ROME (NEWSnet/AP) — A Vatican-affiliated Catholic charity made an appeal Tuesday to the state of Alabama to halt a planned execution using nitrogen gas, saying the method is “barbarous" and “uncivilized” and would bring “indelible shame” to the state.

Rome-based Sant’Egidio Community has lobbied for decades to abolish the death penalty. It has turned attention to the execution of Kenneth Eugene Smith, scheduled for Jan. 25, in what would be the first U.S. execution using nitrogen hypoxia.

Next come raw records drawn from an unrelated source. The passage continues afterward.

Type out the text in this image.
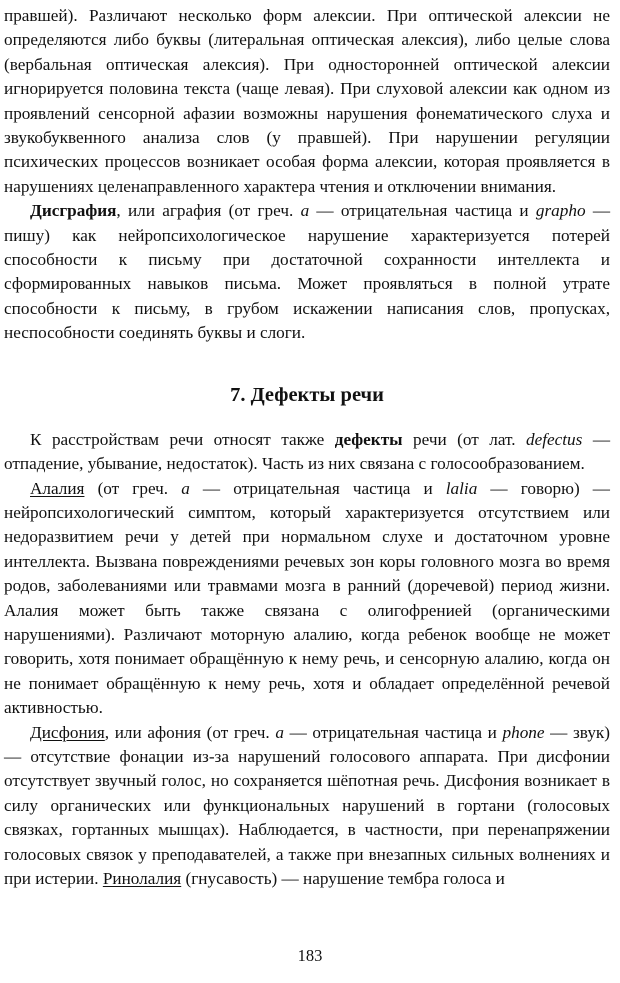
правшей). Различают несколько форм алексии. При оптической алексии не определяются либо буквы (литеральная оптическая алексия), либо целые слова (вербальная оптическая алексия). При односторонней оптической алексии игнорируется половина текста (чаще левая). При слуховой алексии как одном из проявлений сенсорной афазии возможны нарушения фонематического слуха и звукобуквенного анализа слов (у правшей). При нарушении регуляции психических процессов возникает особая форма алексии, которая проявляется в нарушениях целенаправленного характера чтения и отключении внимания.

Дисграфия, или аграфия (от греч. a — отрицательная частица и grapho — пишу) как нейропсихологическое нарушение характеризуется потерей способности к письму при достаточной сохранности интеллекта и сформированных навыков письма. Может проявляться в полной утрате способности к письму, в грубом искажении написания слов, пропусках, неспособности соединять буквы и слоги.

7. Дефекты речи

К расстройствам речи относят также дефекты речи (от лат. defectus — отпадение, убывание, недостаток). Часть из них связана с голосообразованием.

Алалия (от греч. a — отрицательная частица и lalia — говорю) — нейропсихологический симптом, который характеризуется отсутствием или недоразвитием речи у детей при нормальном слухе и достаточном уровне интеллекта. Вызвана повреждениями речевых зон коры головного мозга во время родов, заболеваниями или травмами мозга в ранний (доречевой) период жизни. Алалия может быть также связана с олигофренией (органическими нарушениями). Различают моторную алалию, когда ребенок вообще не может говорить, хотя понимает обращённую к нему речь, и сенсорную алалию, когда он не понимает обращённую к нему речь, хотя и обладает определённой речевой активностью.

Дисфония, или афония (от греч. a — отрицательная частица и phone — звук) — отсутствие фонации из-за нарушений голосового аппарата. При дисфонии отсутствует звучный голос, но сохраняется шёпотная речь. Дисфония возникает в силу органических или функциональных нарушений в гортани (голосовых связках, гортанных мышцах). Наблюдается, в частности, при перенапряжении голосовых связок у преподавателей, а также при внезапных сильных волнениях и при истерии. Ринолалия (гнусавость) — нарушение тембра голоса и

183
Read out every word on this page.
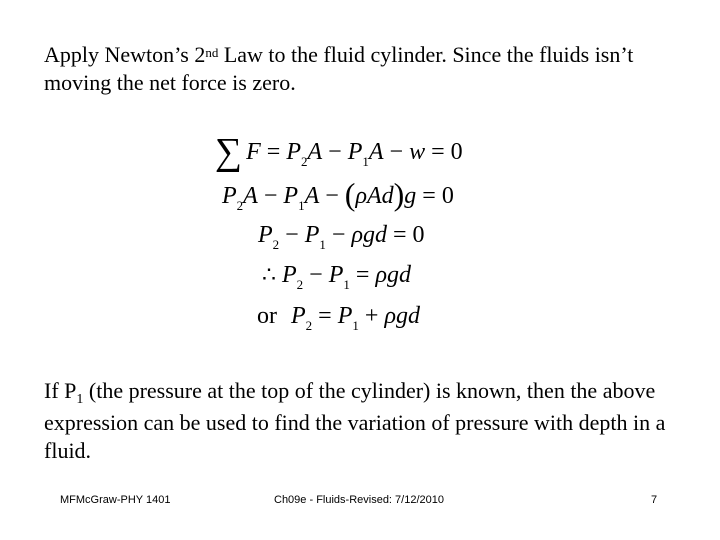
Apply Newton’s 2nd Law to the fluid cylinder. Since the fluids isn’t moving the net force is zero.

∑ $F = P_2A - P_1A - w = 0$
$P_2A - P_1A - (\rho Ad)g = 0$
$P_2 - P_1 - \rho gd = 0$
∴ $P_2 - P_1 = \rho gd$
or $P_2 = P_1 + \rho gd$

If $P_1$ (the pressure at the top of the cylinder) is known, then the above expression can be used to find the variation of pressure with depth in a fluid.

MFMcGraw-PHY 1401	Ch09e - Fluids-Revised: 7/12/2010	7
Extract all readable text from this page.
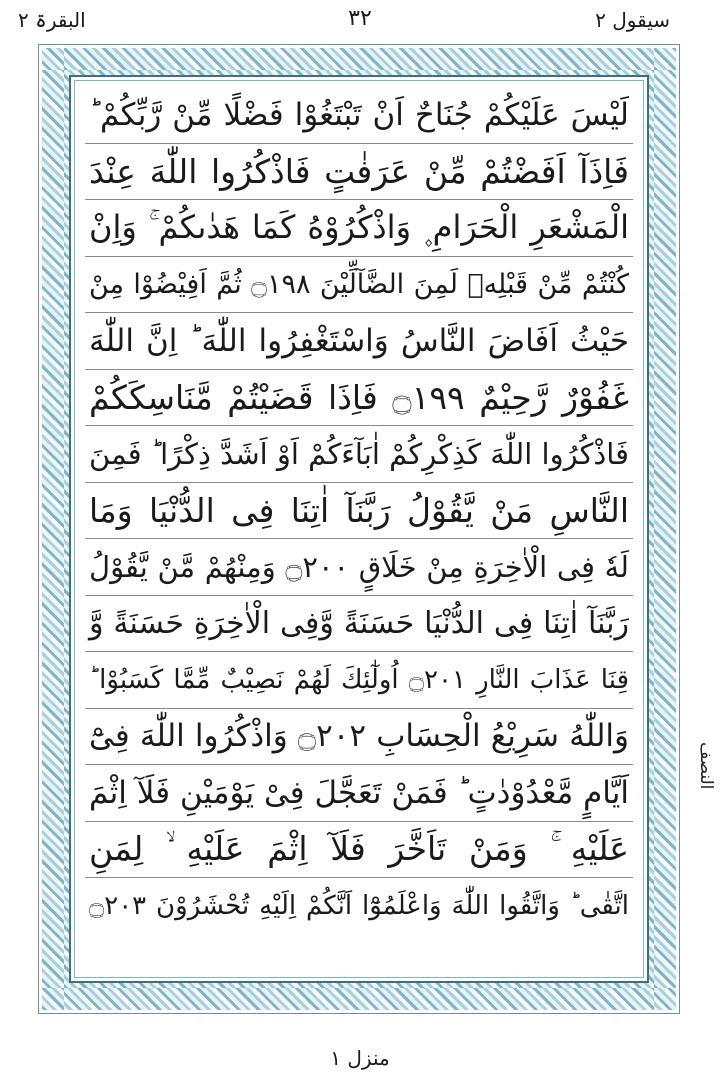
سیقول ۲
۳۲
البقرۃ ۲
لَيْسَ عَلَيْكُمْ جُنَاحٌ اَنْ تَبْتَغُوْا فَضْلًا مِّنْ رَّبِّكُمْ ؕ
فَاِذَآ اَفَضْتُمْ مِّنْ عَرَفٰتٍ فَاذْكُرُوا اللّٰهَ عِنْدَ
الْمَشْعَرِ الْحَرَامِ ۪ وَاذْكُرُوْهُ كَمَا هَدٰىكُمْ ۚ وَاِنْ
كُنْتُمْ مِّنْ قَبْلِهٖ لَمِنَ الضَّآلِّيْنَ ۝١٩٨ ثُمَّ اَفِيْضُوْا مِنْ
حَيْثُ اَفَاضَ النَّاسُ وَاسْتَغْفِرُوا اللّٰهَ ؕ اِنَّ اللّٰهَ
غَفُوْرٌ رَّحِيْمٌ ۝١٩٩ فَاِذَا قَضَيْتُمْ مَّنَاسِكَكُمْ
فَاذْكُرُوا اللّٰهَ كَذِكْرِكُمْ اٰبَآءَكُمْ اَوْ اَشَدَّ ذِكْرًا ؕ فَمِنَ
النَّاسِ مَنْ يَّقُوْلُ رَبَّنَآ اٰتِنَا فِى الدُّنْيَا وَمَا
لَهٗ فِى الْاٰخِرَةِ مِنْ خَلَاقٍ ۝٢٠٠ وَمِنْهُمْ مَّنْ يَّقُوْلُ
رَبَّنَآ اٰتِنَا فِى الدُّنْيَا حَسَنَةً وَّفِى الْاٰخِرَةِ حَسَنَةً وَّ
قِنَا عَذَابَ النَّارِ ۝٢٠١ اُولٰٓئِكَ لَهُمْ نَصِيْبٌ مِّمَّا كَسَبُوْا ؕ
وَاللّٰهُ سَرِيْعُ الْحِسَابِ ۝٢٠٢ وَاذْكُرُوا اللّٰهَ فِىْٓ
اَيَّامٍ مَّعْدُوْدٰتٍ ؕ فَمَنْ تَعَجَّلَ فِىْ يَوْمَيْنِ فَلَآ اِثْمَ
عَلَيْهِ ۚ وَمَنْ تَاَخَّرَ فَلَآ اِثْمَ عَلَيْهِ ۙ لِمَنِ
اتَّقٰى ؕ وَاتَّقُوا اللّٰهَ وَاعْلَمُوْٓا اَنَّكُمْ اِلَيْهِ تُحْشَرُوْنَ ۝٢٠٣
النصف
منزل ۱
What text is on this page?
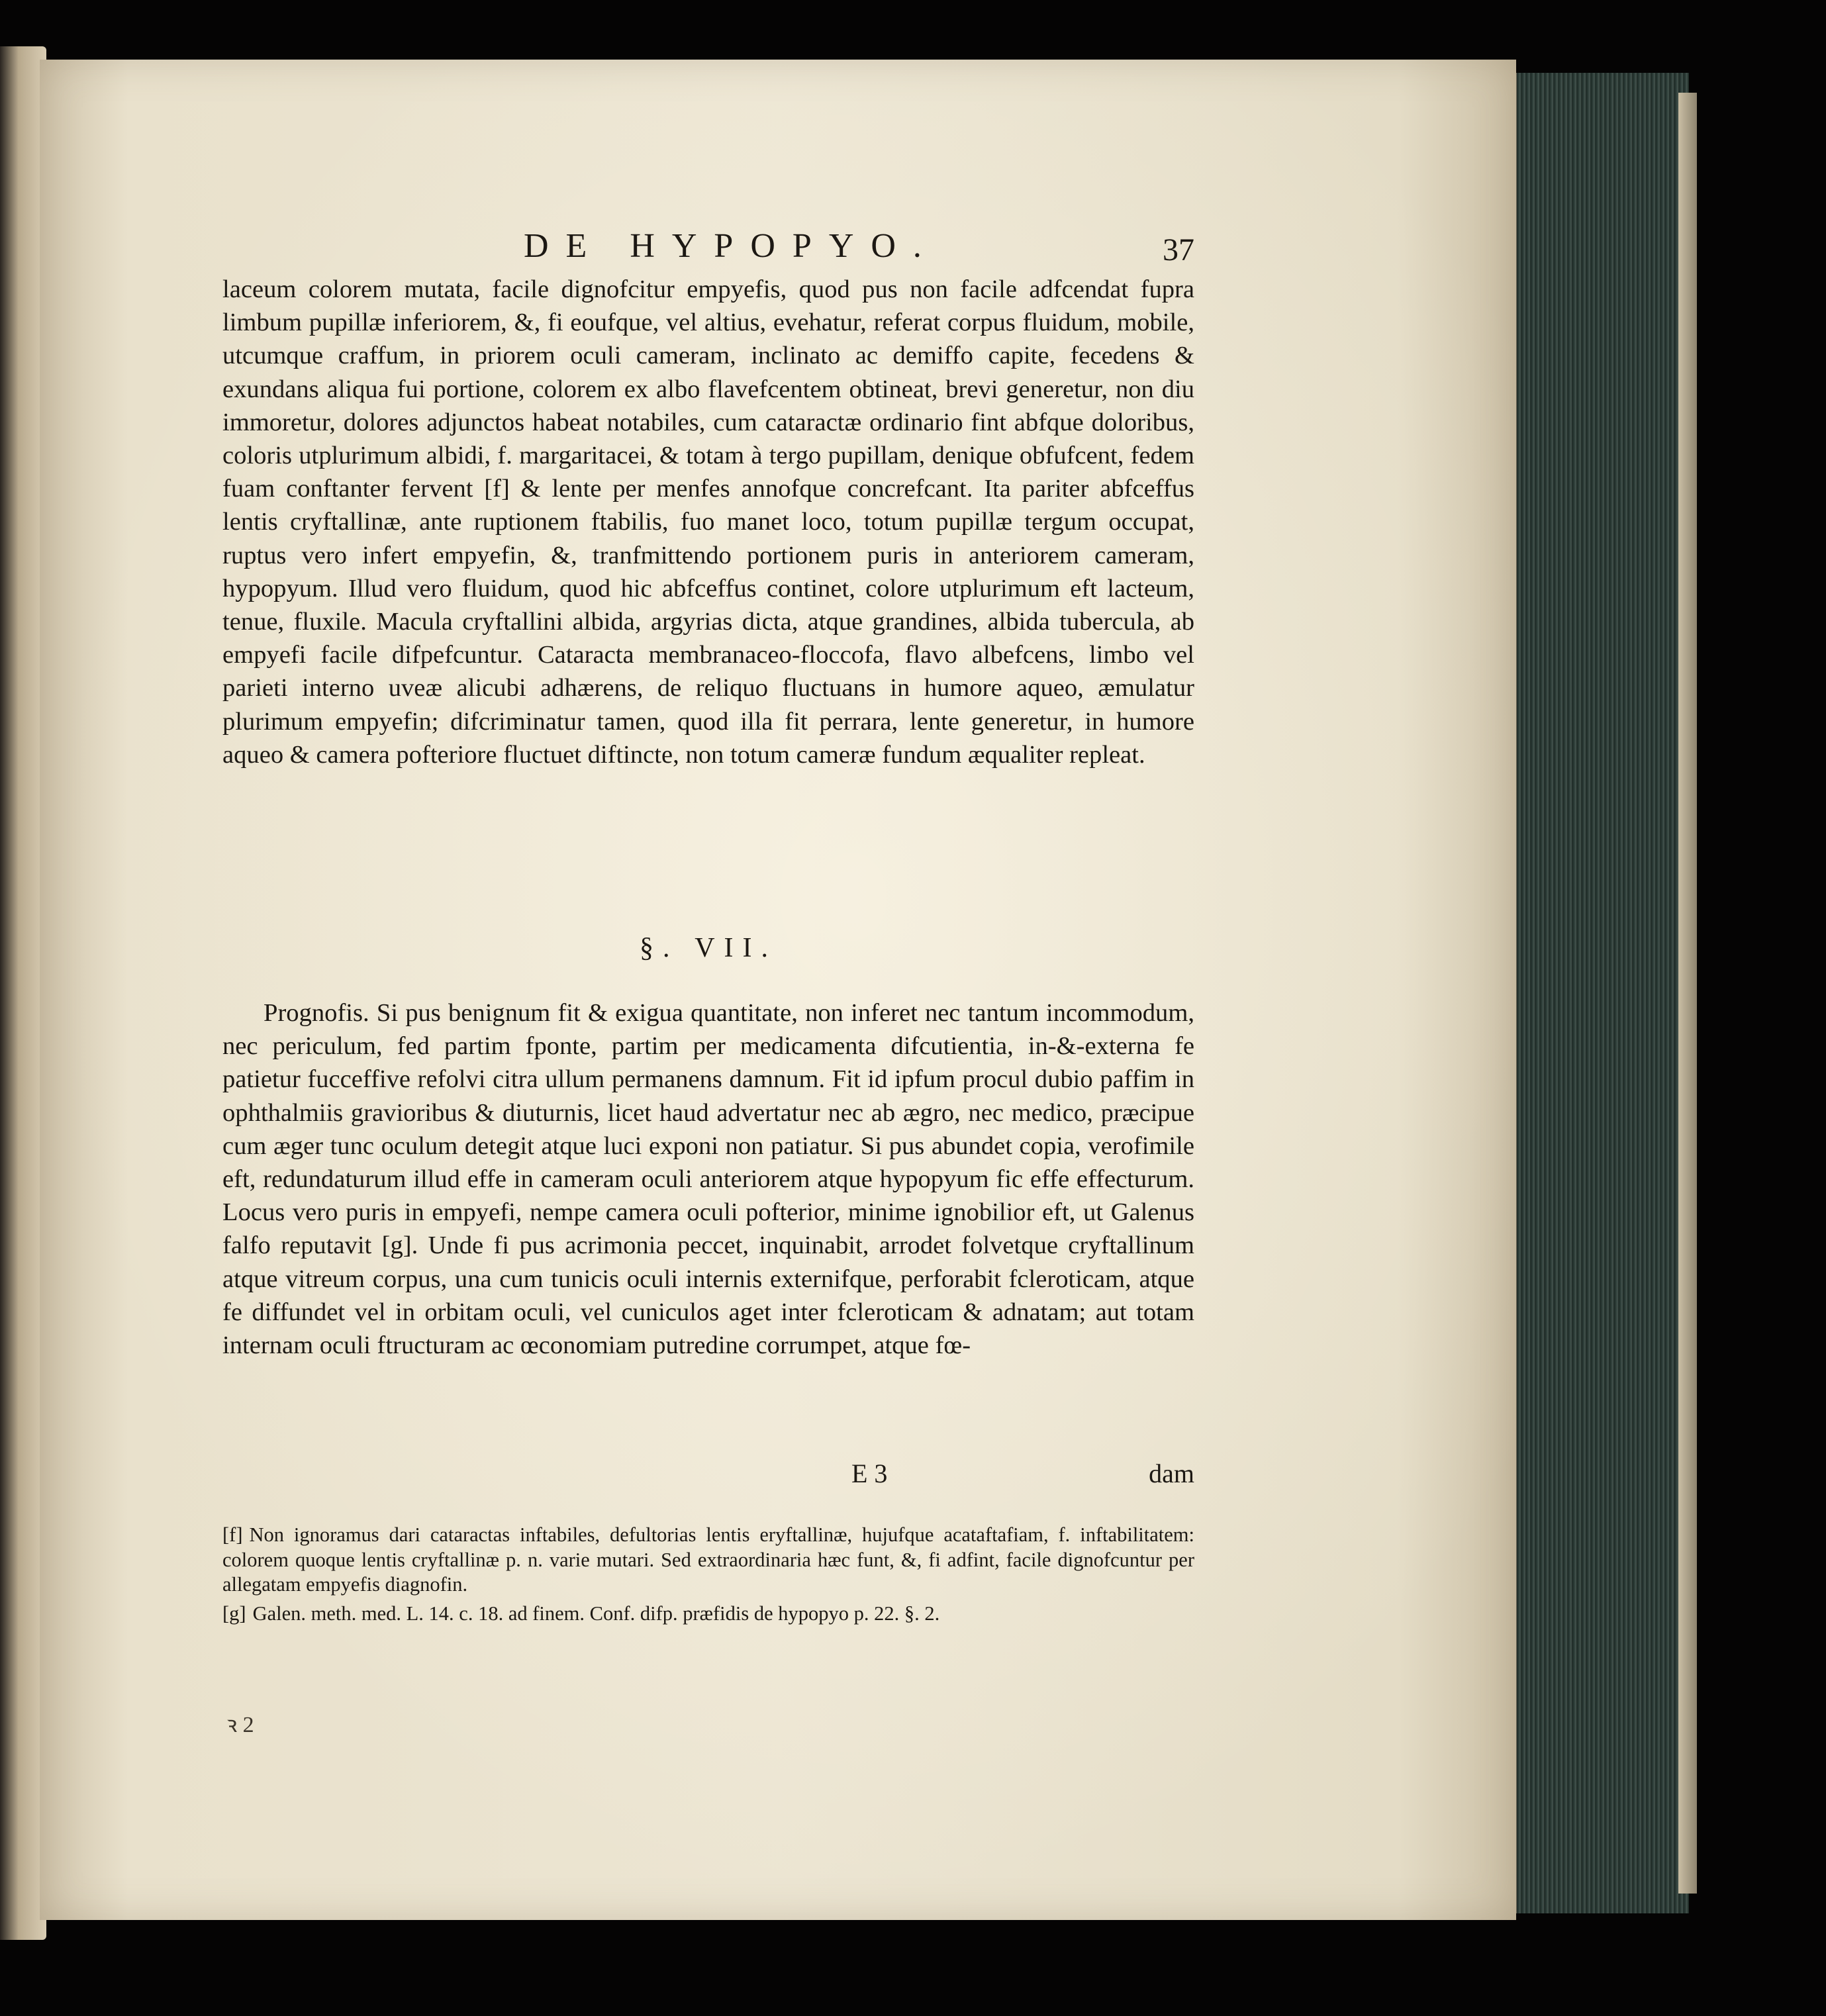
DE HYPOPYO.	37

laceum colorem mutata, facile dignofcitur empyefis, quod pus non facile adfcendat fupra limbum pupillæ inferiorem, &, fi eoufque, vel altius, evehatur, referat corpus fluidum, mobile, utcumque craffum, in priorem oculi cameram, inclinato ac demiffo capite, fecedens & exundans aliqua fui portione, colorem ex albo flavefcentem obtineat, brevi generetur, non diu immoretur, dolores adjunctos habeat notabiles, cum cataractæ ordinario fint abfque doloribus, coloris utplurimum albidi, f. margaritacei, & totam à tergo pupillam, denique obfufcent, fedem fuam conftanter fervent [f] & lente per menfes annofque concrefcant. Ita pariter abfceffus lentis cryftallinæ, ante ruptionem ftabilis, fuo manet loco, totum pupillæ tergum occupat, ruptus vero infert empyefin, &, tranfmittendo portionem puris in anteriorem cameram, hypopyum. Illud vero fluidum, quod hic abfceffus continet, colore utplurimum eft lacteum, tenue, fluxile. Macula cryftallini albida, argyrias dicta, atque grandines, albida tubercula, ab empyefi facile difpefcuntur. Cataracta membranaceo-floccofa, flavo albefcens, limbo vel parieti interno uveæ alicubi adhærens, de reliquo fluctuans in humore aqueo, æmulatur plurimum empyefin; difcriminatur tamen, quod illa fit perrara, lente generetur, in humore aqueo & camera pofteriore fluctuet diftincte, non totum cameræ fundum æqualiter repleat.

§. VII.

Prognofis. Si pus benignum fit & exigua quantitate, non inferet nec tantum incommodum, nec periculum, fed partim fponte, partim per medicamenta difcutientia, in-&-externa fe patietur fucceffive refolvi citra ullum permanens damnum. Fit id ipfum procul dubio paffim in ophthalmiis gravioribus & diuturnis, licet haud advertatur nec ab ægro, nec medico, præcipue cum æger tunc oculum detegit atque luci exponi non patiatur. Si pus abundet copia, verofimile eft, redundaturum illud effe in cameram oculi anteriorem atque hypopyum fic effe effecturum. Locus vero puris in empyefi, nempe camera oculi pofterior, minime ignobilior eft, ut Galenus falfo reputavit [g]. Unde fi pus acrimonia peccet, inquinabit, arrodet folvetque cryftallinum atque vitreum corpus, una cum tunicis oculi internis externifque, perforabit fcleroticam, atque fe diffundet vel in orbitam oculi, vel cuniculos aget inter fcleroticam & adnatam; aut totam internam oculi ftructuram ac œconomiam putredine corrumpet, atque fœ-

E 3	dam

[f] Non ignoramus dari cataractas inftabiles, defultorias lentis eryftallinæ, hujufque acataftafiam, f. inftabilitatem: colorem quoque lentis cryftallinæ p. n. varie mutari. Sed extraordinaria hæc funt, &, fi adfint, facile dignofcuntur per allegatam empyefis diagnofin.

[g] Galen. meth. med. L. 14. c. 18. ad finem. Conf. difp. præfidis de hypopyo p. 22. §. 2.

ꝛ 2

Unless stopped by courts, Smith will be put to death for the 1988 murder-for-hire of a preacher’s wife. In legal filings, the state said Smith will wear a gas mask and that breathable air will be replaced with nitrogen, depriving him of oxygen.

“In many respects, Alabama seems to have the awful ambition of setting a new, downward standard of humanity in the already questionable and barbaric world of capital executions,” said Mario Marazziti, in charge of Sant’Egidio’s death penalty abolition group. “We are asking that this execution be stopped, because the world cannot afford to regress to the stage of killing in a more barbaric way.”

A petition from Sant’Egidio urging Alabama Gov. Kay Ivey to grant Smith clemency has been signed by 15,000 people, officials told reporters.

Last week, the Alabama attorney general told federal appeals court judges that nitrogen hypoxia is “the most painless and humane method of execution known to man.”

According to Amnesty International, 112 countries have abolished the death penalty, while others have issued a moratorium or don't practice it.